I spoke in haste about this. I should have specified that yes, kids who simply received the photos shouldn’t automatically be punished, but ones who continue to share it and look at it during school should definitely face punishment. I can sympathize with the teacher, if she ever comes back to the school, it would be difficult to maintain composure knowing that most of your class has seen you naked. That’s when a strict policy of ensuring that the kids don’t continue to spread it and talk about it needs to be in place.
My impression of this situation is that when it comes to lurid things like sex, even if the teacher’s at no fault of their own, the administrators cave to hysterical parents. There have been more than one instance where a teacher’s porn or modeling past has been found out by the students, and instead of punishing the students for sharing pictures and websites, the school fires the teacher because they believe, erroneously and harmfully, “who wants a porn star to teach our kids?” If I were a parent, I wouldn’t care that the teacher had a sexual past. To me, such parents are projecting their insecurities because like many conservatives argue, they believe that the best way to stop kids from having sex, especially girls, is to pretend it doesn’t exist. Sex ed. is only abstinence, no talk about condoms or birth control, virginity pledges, all these things run counter to factual information and, most importantly, it doesn’t at all stop kids from having sex.
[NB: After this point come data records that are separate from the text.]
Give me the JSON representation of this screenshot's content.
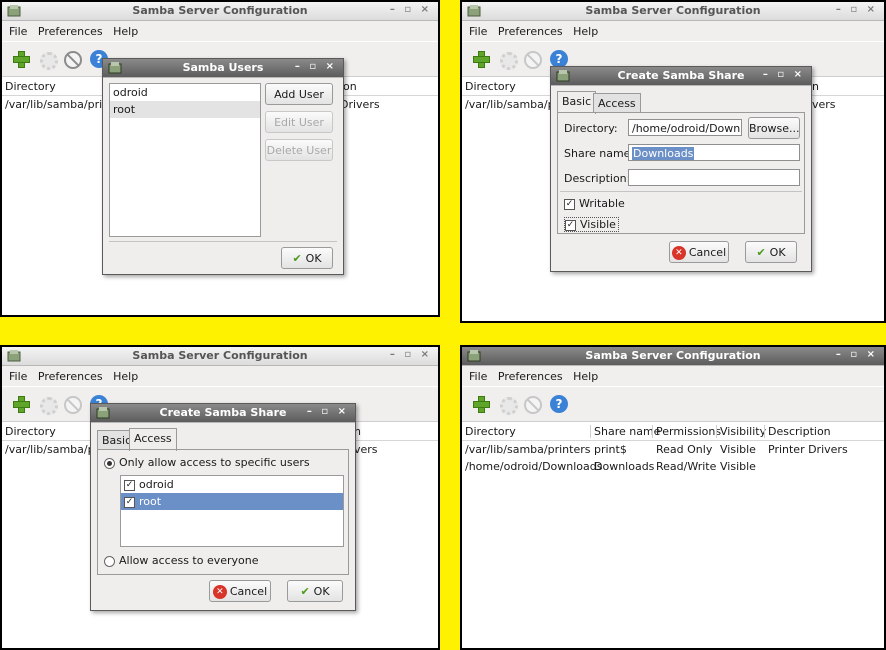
{
  "main_window": {
    "title": "Samba Server Configuration",
    "window_controls": "– ▫ ×",
    "menu": [
      "File",
      "Preferences",
      "Help"
    ],
    "toolbar_help_glyph": "?",
    "columns": [
      "Directory",
      "Share name",
      "Permissions",
      "Visibility",
      "Description"
    ],
    "rows_initial": [
      {
        "directory": "/var/lib/samba/printers",
        "share_name": "print$",
        "permissions": "Read Only",
        "visibility": "Visible",
        "description": "Printer Drivers"
      }
    ],
    "rows_final": [
      {
        "directory": "/var/lib/samba/printers",
        "share_name": "print$",
        "permissions": "Read Only",
        "visibility": "Visible",
        "description": "Printer Drivers"
      },
      {
        "directory": "/home/odroid/Downloads",
        "share_name": "Downloads",
        "permissions": "Read/Write",
        "visibility": "Visible",
        "description": ""
      }
    ],
    "truncated": {
      "dir_q1": "/var/lib/samba/prin",
      "dir_q2": "/var/lib/samba/pi",
      "dir_q3": "/var/lib/samba/pi",
      "col_q1": "ion",
      "cell_q1": "Drivers",
      "col_q2": "n",
      "cell_q2": "vers",
      "col_q3": "n",
      "cell_q3": "vers"
    }
  },
  "users_dialog": {
    "title": "Samba Users",
    "users": [
      "odroid",
      "root"
    ],
    "add_button": "Add User",
    "edit_button": "Edit User",
    "delete_button": "Delete User",
    "ok_button": "OK"
  },
  "create_share_basic": {
    "title": "Create Samba Share",
    "tabs": [
      "Basic",
      "Access"
    ],
    "directory_label": "Directory:",
    "directory_value": "/home/odroid/Downloa",
    "browse_button": "Browse...",
    "share_name_label": "Share name:",
    "share_name_value": "Downloads",
    "description_label": "Description:",
    "description_value": "",
    "writable_label": "Writable",
    "visible_label": "Visible",
    "cancel_button": "Cancel",
    "ok_button": "OK"
  },
  "create_share_access": {
    "title": "Create Samba Share",
    "tabs": [
      "Basic",
      "Access"
    ],
    "specific_users_label": "Only allow access to specific users",
    "users": [
      "odroid",
      "root"
    ],
    "everyone_label": "Allow access to everyone",
    "cancel_button": "Cancel",
    "ok_button": "OK"
  },
  "colors": {
    "background": "#fff200",
    "selection": "#6b8fc7",
    "active_title": "#5c5c5c"
  }
}
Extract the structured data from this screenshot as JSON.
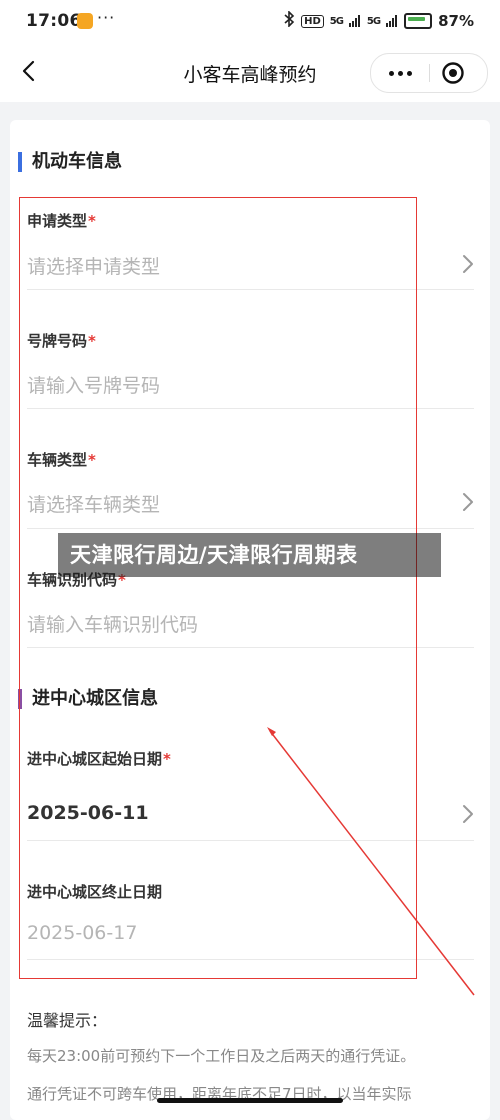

So let a former porn star teach elementary school kids, so what?
I disagree that its similar to a photo album.
First, nobody would normally bring a private photo album into their place of work as an album usually invites looking. Second, everyone has phones now, so its not out of the ordinary that your personal phone is used for a mixture of work and play. Just because you bring a phone to work shouldn’t mean there shouldn’t be private info. What if the kid stole a credit card or house keys? Those are private too and brought to work all the time. And third, I believe the teacher’s being punished for simply having these pictures and that they are totally neglecting to prosecute the stolen nature of the incriminating artifacts. All the teacher really did was forget her phone in class without the password. Her punishment should be tied to forgetfulness, not what was in her private phone. If a prison guard forgets his weapon somewhere, he’d likely wouldn’t be the only one punished, nor punished so egregiously. And a weapon would hurt others, these pictures only harm herself (ignoring the cries of some parents that the teacher “exposed” herself to the students)
She should be able to leave a $100 bill on her desk when she leaves the room. Kids these days…
If wishes and buts were candy and nuts, what a wonderful Christmas we would have. In some abstract ‘perfect world’ sense we wouldn’t need passwords on sensitive information or locks on doors, but I’m talking about the real world here.
Let’s try a similar situation: You find out that your doctor’s office left a phone with your medical records pulled up on it sitting out in the waiting room without a password, and a person in the room looked through it, then published the embarrassing details to the people it’s most obnoxious and/or damaging to see them. Or you find that a government office left a laptop with all of your personal identifying information and salary history on it in their waiting room, and someone snagged a copy and used it to steal your identity.
Do you say that neither office should get in trouble, since they had an expectation of privacy in the device and the person who looked through it did wrong, or do you hold them responsible for not properly securing the information?
But naked pictures aren’t other’s people’s private information. If the teacher left a file full of confidential student information on the table, THAT would be a more egregious error, because a teacher does have a positive duty to protect confidential information that they are given. But I don’t have a positive duty to protect students from pictures of naked ladies. I ought not force them to look at them by, say, sticking prints of naked ladies on my walls or giving assignments that require students to go to naked lady sites, but having naked pictures on my phone is not that.